On June 17, 2015, after a six-week bench trial, the District Court held that the MSOP was facially unconstitutional and unconstitutional as applied, and therefore found for the class plaintiffs on counts I and II. See generally Karsjens v. Jesson, 109 F. Supp. 3d 1139 (D. Minn. 2015). The Court declined to address the remaining counts— including counts V and VII—at that time, because the remedy fashioned for counts I and II would address the issues raised in those counts. Id. at 1173.

The Karsjens defendants appealed the Court’s rulings. On January 3, 2017, the Eighth Circuit Court of Appeals reversed the District Court on counts I and II and remanded the case for further proceedings. Karsjens v. Piper, 845 F.3d 394 (8th Cir. 2017). The Eighth Circuit first held that the MSOP is facially constitutional because it is rationally related to Minnesota’s legitimate interest to protect its citizens. Id. at 410. The court then held that the Karsjens class had failed to show that the conditions of their

confinement rose to a level that shocks the conscience, and that they therefore failed to show that the MSOP was unconstitutional as applied. Id. at 410–11. On remand, the Karsjens defendants moved for summary judgment on the claims that had not been explicitly addressed by the Eighth Circuit. The District Court granted that motion, stating that “in light of the Eighth Circuit's decision, the Court finds that

Defendants are not liable.” Karsjens v. Piper, 336 F. Supp. 3d 974, 987 (D. Minn. 2018). Specifically with regard to counts V and VII, the Court held that “the Eighth Circuit's holdings and reasoning preclude finding a substantive due process violation under Counts V and VII.” Id. at 986. On June 22, 2016, before the Eighth Circuit issued its decision on the Karsjens

appeal, and therefore before the District Court dismissed the remainder of the Karsjens claims, Plaintiff filed this case. Plaintiff claims that the physical conditions and the policies of confinement within the Complex 1 facility result in the violation of his Fourteenth Amendment rights to be free from punishment (Count I) and be free from inhumane treatment (Count II); and deny him equal protection of the law (Count III). (PAC ¶¶ 174-202.)

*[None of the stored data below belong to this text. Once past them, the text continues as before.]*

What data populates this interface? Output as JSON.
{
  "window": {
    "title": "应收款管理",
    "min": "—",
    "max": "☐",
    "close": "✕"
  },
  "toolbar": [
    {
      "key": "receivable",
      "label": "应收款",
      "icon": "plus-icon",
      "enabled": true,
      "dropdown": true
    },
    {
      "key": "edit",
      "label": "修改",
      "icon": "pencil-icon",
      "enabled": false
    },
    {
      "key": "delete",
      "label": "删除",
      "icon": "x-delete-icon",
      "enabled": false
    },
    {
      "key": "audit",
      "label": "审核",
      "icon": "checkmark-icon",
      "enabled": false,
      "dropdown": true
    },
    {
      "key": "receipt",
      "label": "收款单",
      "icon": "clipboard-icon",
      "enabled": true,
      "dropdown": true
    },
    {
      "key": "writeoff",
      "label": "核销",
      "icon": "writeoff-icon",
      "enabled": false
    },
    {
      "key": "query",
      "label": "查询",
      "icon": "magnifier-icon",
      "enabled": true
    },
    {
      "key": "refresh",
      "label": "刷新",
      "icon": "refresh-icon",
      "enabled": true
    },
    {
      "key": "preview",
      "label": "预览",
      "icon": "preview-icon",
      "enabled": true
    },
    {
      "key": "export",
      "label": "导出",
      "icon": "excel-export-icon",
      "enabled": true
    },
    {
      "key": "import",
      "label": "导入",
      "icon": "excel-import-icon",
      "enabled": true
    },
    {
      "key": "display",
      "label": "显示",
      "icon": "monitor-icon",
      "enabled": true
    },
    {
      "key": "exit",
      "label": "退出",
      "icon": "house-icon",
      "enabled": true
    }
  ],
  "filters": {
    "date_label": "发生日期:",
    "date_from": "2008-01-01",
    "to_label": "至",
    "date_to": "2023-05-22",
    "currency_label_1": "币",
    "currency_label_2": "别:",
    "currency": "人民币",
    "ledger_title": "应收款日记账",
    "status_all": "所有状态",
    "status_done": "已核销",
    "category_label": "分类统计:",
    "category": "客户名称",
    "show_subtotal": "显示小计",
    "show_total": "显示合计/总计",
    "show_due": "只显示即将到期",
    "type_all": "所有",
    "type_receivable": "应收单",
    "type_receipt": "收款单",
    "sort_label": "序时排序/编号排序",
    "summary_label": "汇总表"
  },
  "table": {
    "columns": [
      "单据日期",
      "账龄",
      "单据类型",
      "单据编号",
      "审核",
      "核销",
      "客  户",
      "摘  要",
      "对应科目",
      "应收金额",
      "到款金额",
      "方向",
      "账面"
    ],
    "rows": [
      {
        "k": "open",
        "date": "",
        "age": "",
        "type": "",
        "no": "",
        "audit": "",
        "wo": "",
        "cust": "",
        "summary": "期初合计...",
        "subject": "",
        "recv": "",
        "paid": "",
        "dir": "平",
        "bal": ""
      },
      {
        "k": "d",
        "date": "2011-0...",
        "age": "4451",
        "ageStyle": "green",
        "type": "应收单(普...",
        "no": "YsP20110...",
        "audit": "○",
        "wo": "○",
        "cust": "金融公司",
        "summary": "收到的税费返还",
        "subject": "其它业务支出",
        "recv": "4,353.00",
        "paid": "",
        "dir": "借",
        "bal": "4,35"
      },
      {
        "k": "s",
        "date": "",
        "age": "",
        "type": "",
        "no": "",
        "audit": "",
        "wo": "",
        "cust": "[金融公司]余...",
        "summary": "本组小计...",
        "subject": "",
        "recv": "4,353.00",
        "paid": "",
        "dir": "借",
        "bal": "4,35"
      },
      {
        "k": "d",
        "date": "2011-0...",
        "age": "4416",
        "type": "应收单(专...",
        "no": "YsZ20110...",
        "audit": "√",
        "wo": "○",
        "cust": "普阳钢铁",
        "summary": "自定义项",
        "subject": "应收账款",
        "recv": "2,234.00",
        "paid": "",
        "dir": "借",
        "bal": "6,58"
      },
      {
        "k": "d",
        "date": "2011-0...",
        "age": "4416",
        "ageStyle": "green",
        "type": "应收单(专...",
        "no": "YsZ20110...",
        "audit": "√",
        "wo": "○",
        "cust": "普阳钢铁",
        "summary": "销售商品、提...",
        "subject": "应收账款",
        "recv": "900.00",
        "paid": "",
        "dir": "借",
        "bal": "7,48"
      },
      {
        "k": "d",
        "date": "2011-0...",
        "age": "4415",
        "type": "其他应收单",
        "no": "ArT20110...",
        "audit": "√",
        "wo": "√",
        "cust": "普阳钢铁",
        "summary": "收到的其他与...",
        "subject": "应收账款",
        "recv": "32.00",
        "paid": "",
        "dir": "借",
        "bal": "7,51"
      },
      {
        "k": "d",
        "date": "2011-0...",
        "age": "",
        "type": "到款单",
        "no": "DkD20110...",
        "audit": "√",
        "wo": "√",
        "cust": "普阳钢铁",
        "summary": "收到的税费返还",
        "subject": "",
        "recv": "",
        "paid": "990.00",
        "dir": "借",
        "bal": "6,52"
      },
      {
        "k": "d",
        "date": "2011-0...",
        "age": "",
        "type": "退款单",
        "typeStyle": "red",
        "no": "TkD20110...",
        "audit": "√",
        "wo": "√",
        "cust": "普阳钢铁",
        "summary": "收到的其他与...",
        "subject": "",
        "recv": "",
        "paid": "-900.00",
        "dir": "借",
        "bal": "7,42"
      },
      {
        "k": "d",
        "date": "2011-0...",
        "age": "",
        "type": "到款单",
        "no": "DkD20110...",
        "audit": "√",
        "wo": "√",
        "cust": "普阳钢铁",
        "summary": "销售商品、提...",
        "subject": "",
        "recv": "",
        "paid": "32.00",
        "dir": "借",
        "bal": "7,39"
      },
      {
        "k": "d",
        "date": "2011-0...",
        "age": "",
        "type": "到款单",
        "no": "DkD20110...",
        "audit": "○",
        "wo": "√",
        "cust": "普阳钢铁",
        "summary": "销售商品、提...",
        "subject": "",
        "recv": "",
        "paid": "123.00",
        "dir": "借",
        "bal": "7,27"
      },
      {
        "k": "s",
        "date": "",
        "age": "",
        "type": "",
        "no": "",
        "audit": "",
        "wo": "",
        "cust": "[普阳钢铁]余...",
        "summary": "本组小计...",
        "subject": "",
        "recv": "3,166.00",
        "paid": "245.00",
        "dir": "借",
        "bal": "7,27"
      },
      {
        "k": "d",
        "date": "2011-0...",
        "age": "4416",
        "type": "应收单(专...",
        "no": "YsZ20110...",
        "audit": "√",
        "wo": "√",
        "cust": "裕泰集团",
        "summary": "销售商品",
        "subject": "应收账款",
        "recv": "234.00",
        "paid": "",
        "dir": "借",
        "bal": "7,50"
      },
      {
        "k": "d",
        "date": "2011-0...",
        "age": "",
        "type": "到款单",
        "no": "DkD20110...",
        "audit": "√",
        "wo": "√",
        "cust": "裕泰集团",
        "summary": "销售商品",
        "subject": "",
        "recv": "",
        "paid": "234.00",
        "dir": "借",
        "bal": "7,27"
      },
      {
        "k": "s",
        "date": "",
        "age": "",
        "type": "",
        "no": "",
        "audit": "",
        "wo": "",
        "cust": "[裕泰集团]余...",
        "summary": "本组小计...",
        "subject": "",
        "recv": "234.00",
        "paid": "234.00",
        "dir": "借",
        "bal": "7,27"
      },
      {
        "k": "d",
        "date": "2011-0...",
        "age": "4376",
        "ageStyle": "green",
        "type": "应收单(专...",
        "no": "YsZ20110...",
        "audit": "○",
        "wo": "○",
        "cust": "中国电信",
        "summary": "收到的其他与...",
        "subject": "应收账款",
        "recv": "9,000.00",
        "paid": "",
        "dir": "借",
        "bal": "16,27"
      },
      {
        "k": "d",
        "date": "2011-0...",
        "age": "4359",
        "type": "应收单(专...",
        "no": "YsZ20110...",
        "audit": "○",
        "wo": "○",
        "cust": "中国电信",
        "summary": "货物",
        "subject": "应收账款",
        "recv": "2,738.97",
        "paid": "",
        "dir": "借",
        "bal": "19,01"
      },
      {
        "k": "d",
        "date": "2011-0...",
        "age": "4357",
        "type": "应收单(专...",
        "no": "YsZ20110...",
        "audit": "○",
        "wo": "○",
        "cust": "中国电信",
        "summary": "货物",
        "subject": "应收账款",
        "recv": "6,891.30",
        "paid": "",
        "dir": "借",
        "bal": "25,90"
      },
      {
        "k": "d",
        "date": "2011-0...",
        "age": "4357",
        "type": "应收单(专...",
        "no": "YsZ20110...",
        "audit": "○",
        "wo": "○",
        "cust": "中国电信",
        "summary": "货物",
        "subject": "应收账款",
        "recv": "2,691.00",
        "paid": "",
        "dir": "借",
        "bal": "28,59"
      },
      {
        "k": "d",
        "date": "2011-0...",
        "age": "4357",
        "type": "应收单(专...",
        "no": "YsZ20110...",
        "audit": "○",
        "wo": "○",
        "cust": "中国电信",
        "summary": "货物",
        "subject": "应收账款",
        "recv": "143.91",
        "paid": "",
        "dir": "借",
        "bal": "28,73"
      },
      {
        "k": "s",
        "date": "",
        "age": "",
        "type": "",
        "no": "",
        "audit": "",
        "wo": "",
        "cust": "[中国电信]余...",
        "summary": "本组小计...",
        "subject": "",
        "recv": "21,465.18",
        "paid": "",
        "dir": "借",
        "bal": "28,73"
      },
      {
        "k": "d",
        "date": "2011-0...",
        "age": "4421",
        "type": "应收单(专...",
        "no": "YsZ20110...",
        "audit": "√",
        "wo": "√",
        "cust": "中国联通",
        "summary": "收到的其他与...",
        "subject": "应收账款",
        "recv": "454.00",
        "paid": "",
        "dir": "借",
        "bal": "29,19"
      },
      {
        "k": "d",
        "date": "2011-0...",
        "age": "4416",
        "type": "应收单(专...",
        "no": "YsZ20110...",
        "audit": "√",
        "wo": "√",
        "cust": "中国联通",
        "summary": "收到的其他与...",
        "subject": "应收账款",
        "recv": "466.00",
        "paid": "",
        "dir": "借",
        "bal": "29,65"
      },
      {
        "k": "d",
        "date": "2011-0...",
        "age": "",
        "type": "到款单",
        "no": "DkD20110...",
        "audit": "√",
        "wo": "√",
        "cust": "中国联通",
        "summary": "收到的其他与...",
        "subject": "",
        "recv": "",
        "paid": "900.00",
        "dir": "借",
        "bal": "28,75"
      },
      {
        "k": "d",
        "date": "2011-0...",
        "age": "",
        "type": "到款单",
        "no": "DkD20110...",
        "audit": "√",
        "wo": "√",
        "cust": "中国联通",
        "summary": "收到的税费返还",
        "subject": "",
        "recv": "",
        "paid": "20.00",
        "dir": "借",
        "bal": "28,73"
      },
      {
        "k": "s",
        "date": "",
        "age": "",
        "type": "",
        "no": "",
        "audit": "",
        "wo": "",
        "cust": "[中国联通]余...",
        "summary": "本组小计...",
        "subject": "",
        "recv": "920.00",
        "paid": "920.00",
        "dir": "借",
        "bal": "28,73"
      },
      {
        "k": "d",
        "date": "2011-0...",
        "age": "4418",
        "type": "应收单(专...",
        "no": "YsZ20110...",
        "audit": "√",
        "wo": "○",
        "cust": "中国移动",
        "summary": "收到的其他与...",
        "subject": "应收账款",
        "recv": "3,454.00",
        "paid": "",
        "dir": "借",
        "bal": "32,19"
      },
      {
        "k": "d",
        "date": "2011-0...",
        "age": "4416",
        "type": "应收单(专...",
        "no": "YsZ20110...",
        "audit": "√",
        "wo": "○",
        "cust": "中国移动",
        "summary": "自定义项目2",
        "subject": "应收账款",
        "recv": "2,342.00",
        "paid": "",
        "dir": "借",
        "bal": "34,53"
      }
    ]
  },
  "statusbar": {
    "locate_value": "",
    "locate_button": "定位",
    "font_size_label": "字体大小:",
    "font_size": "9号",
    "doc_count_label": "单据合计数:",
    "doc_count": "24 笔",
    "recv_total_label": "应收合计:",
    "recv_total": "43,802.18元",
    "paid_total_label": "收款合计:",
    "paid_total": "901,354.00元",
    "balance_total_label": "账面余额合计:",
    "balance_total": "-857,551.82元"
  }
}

Defendants, both before and after the Eighth Circuit’s decision, filed Motions to Dismiss the Complaint. (1st Mot. to Dismiss, Jan. 3, 2017, Docket No. 22; 2nd Mot. to Dismiss, Mar. 6, 2017, Docket No. 54.) Pertinent here, Defendants argued that the Karsjens litigation and the ensuing decisions by the District Court and the Eighth Circuit preclude Plaintiff from bringing Counts 1 and 2, and that Plaintiff has failed to state a claim upon which relief could be granted as to Count 3. The Magistrate Judge took

Defendants’ Motions to Dismiss under consideration. On January 4, 2019, the Magistrate Judge wrote an Order and R&R recommending that the Court dismiss Plaintiff’s claims and denied Plaintiff’s Motion to Amend his Complaint. (R. & R. at 23, Jan. 4, 2019, Docket No. 78.) Plaintiff now objects to the R&R. (Obj., Jan. 22, 2019, Docket No. 79.)

DISCUSSION

I. STANDARDS OF REVIEW A. Objections to the Report and Recommendation

Upon the filing of a report and recommendation by a Magistrate Judge, “a party may serve and file specific written objections to the proposed findings and recommendations.” Fed. R. Civ. P. 72(b)(2); accord D. Minn. LR 72.2(b)(1). Dispositive orders which have been properly objected to are subject to de novo review. Fed. R. Civ. P. 72(b)(3); accord D. Minn. LR 72.2(b)(3). Thus, the Court will consider the dispositive portions of the R&R to which Plaintiff has objected de novo.

B. Motion to Dismiss Reviewing a complaint under a Rule 12(b)(6) motion to dismiss, the Court considers all facts alleged in the complaint as true and construes the pleadings in the light

most favorable to the non-moving party. See, e.g., Turner v. Holbrook, 278 F.3d 754, 757 (8th Cir. 2002). To survive a motion to dismiss, however, a complaint must provide more than “‘labels and conclusions’ or ‘a formulaic recitation of the elements of a cause of action.’” Ashcroft v. Iqbal, 556 U.S. 662, 678 (2009) (quoting Bell Atl. Corp. v. Twombly, 550 U.S. 544, 555 (2007)). That is, to avoid dismissal, a complaint must

include “sufficient factual matter, accepted as true, to state a claim to relief that is plausible on its face.” Id. (internal quotation marks omitted).